La roussette de Maurice demeure par ailleurs vulnérable aux cyclones, qui peuvent décimer ses populations. Sa lente capacité de reproduction – sans doute un jeune par an – rend toute reprise démographique particulièrement laborieuse. Face à ces menaces, l'espèce bénéficie théoriquement d'une protection légale depuis 1993 et figure à l'annexe II de la Convention sur le commerce international des espèces menacées (CITES).
À l'heure où l'île Maurice célèbre la Semaine internationale des chauves-souris (Bat Week) , la situation de Pteropus niger rappelle avec acuité l'interdépendance entre conservation de la faune et préservation des écosystèmes. Sans ces mammifères volants, point de régénération forestière. Sans forêts, point de biodiversité. Un cercle vertueux dont la roussette dorée demeure, envers et contre tout, le discret gardien.
Références
Nyhagen, D. F., Turnbull, S. D., Olesen, J. M., Jones, C. G., et al. (2005). « An investigation into the role of the Mauritian flying fox, Pteropus niger, in forest regeneration », Biological Conservation, 122 (3), pp. 491-497.

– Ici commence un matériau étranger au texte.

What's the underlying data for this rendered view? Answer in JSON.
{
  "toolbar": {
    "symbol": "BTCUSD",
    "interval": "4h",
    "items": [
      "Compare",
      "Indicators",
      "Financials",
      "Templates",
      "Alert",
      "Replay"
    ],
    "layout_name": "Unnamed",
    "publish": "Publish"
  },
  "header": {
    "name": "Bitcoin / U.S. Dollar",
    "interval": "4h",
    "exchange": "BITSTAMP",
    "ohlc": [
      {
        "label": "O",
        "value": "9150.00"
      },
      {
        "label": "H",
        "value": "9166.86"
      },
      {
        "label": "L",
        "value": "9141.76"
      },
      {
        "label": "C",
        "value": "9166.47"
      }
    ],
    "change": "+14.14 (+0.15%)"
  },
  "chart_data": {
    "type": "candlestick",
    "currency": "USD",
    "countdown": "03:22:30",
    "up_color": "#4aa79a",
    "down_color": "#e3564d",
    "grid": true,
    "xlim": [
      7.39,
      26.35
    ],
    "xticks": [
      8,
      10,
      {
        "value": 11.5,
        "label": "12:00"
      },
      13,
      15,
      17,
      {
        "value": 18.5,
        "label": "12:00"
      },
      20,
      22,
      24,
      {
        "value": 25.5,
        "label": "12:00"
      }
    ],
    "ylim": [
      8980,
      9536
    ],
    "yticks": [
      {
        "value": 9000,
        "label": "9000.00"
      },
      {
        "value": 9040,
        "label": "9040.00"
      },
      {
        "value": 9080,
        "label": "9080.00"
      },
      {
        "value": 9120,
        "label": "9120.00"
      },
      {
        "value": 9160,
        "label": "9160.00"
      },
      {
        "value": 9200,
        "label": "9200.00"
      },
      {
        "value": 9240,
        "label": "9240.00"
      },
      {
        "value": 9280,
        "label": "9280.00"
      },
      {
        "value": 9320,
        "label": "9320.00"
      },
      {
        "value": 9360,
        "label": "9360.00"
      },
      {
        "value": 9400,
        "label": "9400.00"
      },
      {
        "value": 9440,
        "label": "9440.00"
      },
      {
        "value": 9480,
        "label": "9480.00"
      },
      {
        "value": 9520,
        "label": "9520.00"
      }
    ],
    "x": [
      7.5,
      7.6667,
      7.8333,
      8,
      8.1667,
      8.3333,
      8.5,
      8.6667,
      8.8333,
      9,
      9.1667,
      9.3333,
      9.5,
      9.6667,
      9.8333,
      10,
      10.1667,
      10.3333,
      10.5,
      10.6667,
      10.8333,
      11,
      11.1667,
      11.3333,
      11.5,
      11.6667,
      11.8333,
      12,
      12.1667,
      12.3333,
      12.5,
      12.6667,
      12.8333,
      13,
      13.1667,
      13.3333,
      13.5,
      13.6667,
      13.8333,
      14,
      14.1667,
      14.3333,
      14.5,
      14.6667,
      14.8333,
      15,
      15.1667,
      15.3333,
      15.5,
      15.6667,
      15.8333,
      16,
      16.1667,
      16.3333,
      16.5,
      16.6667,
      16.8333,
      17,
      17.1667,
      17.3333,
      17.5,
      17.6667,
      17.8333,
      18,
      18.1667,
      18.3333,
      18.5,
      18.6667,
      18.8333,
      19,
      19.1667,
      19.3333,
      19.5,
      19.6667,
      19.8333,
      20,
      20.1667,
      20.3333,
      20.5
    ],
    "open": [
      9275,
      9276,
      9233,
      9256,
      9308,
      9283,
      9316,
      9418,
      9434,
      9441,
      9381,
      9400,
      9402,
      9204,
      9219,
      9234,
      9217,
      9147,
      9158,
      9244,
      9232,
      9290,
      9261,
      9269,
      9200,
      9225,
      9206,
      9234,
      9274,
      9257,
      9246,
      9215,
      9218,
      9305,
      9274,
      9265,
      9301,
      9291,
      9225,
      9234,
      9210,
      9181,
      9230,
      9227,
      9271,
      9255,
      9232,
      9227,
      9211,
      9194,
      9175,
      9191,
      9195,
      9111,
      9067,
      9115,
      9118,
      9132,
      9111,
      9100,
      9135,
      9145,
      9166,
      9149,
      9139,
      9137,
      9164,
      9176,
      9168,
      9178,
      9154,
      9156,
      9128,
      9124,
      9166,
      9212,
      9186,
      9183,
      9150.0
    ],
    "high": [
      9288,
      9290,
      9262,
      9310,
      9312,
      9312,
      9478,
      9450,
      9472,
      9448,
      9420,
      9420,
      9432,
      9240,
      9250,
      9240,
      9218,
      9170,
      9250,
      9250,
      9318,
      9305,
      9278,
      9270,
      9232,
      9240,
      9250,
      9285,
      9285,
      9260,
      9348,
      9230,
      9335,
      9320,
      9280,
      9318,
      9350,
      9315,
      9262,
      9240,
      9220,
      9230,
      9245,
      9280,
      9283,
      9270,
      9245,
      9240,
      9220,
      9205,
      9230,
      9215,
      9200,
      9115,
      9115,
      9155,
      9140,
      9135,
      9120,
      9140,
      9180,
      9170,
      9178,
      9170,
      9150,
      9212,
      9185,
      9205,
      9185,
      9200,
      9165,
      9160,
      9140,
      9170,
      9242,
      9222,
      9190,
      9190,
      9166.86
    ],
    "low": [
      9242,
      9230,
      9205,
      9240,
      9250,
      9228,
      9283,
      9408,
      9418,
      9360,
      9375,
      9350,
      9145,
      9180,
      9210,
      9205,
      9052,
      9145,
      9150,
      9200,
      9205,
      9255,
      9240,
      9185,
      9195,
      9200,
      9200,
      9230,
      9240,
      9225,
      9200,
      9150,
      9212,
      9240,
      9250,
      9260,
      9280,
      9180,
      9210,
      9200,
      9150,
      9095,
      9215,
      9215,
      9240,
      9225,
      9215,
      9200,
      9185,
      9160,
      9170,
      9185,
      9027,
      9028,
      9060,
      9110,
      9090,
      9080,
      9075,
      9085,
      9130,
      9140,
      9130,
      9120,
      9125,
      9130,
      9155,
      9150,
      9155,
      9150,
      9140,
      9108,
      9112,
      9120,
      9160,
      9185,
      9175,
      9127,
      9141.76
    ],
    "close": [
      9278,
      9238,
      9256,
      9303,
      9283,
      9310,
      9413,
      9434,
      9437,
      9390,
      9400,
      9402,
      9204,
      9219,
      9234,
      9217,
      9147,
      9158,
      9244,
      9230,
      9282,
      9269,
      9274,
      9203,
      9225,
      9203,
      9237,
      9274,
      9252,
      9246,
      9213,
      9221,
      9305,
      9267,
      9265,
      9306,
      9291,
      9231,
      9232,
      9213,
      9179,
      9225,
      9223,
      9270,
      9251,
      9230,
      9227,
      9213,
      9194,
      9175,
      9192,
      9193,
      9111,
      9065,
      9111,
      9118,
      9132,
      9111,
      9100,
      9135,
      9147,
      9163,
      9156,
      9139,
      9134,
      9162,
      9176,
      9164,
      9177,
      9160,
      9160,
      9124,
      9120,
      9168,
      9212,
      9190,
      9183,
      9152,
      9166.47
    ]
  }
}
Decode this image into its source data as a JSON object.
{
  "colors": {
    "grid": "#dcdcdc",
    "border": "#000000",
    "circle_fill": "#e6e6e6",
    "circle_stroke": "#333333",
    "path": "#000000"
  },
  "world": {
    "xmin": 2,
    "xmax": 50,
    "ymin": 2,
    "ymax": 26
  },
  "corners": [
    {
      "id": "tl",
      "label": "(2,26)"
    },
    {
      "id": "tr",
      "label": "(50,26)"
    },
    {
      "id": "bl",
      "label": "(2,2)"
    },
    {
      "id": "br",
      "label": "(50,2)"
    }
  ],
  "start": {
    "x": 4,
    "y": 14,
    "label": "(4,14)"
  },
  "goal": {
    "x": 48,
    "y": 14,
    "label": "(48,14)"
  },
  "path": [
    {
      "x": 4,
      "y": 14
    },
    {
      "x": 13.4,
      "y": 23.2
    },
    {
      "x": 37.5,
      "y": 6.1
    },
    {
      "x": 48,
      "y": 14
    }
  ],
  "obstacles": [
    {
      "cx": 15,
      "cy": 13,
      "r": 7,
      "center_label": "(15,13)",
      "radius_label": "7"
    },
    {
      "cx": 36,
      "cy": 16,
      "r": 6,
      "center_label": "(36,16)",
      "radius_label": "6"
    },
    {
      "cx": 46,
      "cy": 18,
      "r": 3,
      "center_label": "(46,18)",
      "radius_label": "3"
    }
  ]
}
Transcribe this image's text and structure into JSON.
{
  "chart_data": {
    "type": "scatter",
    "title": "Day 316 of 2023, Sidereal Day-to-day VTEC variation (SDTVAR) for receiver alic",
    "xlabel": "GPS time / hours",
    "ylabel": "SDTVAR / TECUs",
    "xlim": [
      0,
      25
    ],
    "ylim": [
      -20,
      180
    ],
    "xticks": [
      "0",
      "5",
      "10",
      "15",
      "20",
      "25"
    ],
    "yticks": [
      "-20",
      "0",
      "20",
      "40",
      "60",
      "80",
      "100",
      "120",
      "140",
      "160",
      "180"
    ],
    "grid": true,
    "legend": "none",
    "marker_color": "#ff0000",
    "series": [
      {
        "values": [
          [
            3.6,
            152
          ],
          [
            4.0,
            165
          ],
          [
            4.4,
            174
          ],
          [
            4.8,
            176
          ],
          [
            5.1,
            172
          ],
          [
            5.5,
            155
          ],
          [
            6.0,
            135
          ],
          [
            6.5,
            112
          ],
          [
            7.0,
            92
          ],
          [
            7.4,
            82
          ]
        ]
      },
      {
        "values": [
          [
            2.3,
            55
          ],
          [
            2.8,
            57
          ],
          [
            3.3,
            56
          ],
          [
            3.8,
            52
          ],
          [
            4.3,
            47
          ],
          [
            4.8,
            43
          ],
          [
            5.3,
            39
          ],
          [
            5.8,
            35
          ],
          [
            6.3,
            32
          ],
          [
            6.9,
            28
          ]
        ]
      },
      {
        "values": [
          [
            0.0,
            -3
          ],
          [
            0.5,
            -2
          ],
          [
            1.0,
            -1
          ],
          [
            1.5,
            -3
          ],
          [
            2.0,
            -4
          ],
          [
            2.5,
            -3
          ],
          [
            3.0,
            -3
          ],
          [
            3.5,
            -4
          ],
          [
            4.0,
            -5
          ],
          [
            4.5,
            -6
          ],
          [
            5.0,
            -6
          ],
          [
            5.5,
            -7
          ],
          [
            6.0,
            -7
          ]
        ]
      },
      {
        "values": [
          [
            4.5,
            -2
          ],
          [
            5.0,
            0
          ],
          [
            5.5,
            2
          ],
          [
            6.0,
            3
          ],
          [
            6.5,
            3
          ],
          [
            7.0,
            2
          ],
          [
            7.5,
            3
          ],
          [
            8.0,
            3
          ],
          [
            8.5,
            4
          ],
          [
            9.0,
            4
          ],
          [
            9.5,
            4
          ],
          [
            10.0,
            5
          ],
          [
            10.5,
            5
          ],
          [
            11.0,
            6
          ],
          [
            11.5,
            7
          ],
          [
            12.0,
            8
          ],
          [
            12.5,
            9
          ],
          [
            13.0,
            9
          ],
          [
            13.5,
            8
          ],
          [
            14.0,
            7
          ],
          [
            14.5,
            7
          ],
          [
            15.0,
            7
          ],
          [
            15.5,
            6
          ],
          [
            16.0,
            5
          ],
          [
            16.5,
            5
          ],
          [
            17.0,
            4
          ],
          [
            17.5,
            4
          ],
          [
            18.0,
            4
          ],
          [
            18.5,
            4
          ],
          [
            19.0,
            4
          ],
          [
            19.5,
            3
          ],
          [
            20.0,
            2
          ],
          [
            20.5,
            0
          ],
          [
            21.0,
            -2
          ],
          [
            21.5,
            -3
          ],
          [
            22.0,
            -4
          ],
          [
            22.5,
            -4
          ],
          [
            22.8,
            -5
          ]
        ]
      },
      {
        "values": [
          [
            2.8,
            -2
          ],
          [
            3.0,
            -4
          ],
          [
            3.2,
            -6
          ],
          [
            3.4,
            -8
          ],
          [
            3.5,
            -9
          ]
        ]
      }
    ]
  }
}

Carroll, J. B., Feistner, A. T. C. (1996). « Conservation of Western Indian Ocean Fruit Bats », Biogéographie de Madagascar, pp. 329-335.
Florens, F. B. V. (2012). « Going to Bat for an Endangered Species », Science, 336 (6085), p. 1102.
Tatayah, V., Malham, J., Haverson, P. J., et al. (2019). « The impact of the Endangered Mauritian flying fox Pteropus niger on commercial fruit farms and the efficacy of mitigation », Oryx, Cambridge University Press.
Jones, C. G., Malham, J., Reuleaux, A., Dumont, Y., et al. (2019). « The movement ecology of the Mauritian flying fox (Pteropus niger): a long-term study using solar-powered GSM/GPS tags », Movement Ecology, 7(13).
ERA Indian Ocean (2021). « Mauritius Fruit Bat Project », rapport de conservation, Port-Louis, Maurice.
IUCN Red List of Threatened Species. Pteropus niger. Consulté le 6 novembre 2025.
Protected Endemic Sanctuaries, Government of Mauritius. « Mauritius Fruit Bat – Pteropus niger », fiche espèce, National Parks and Conservation Service.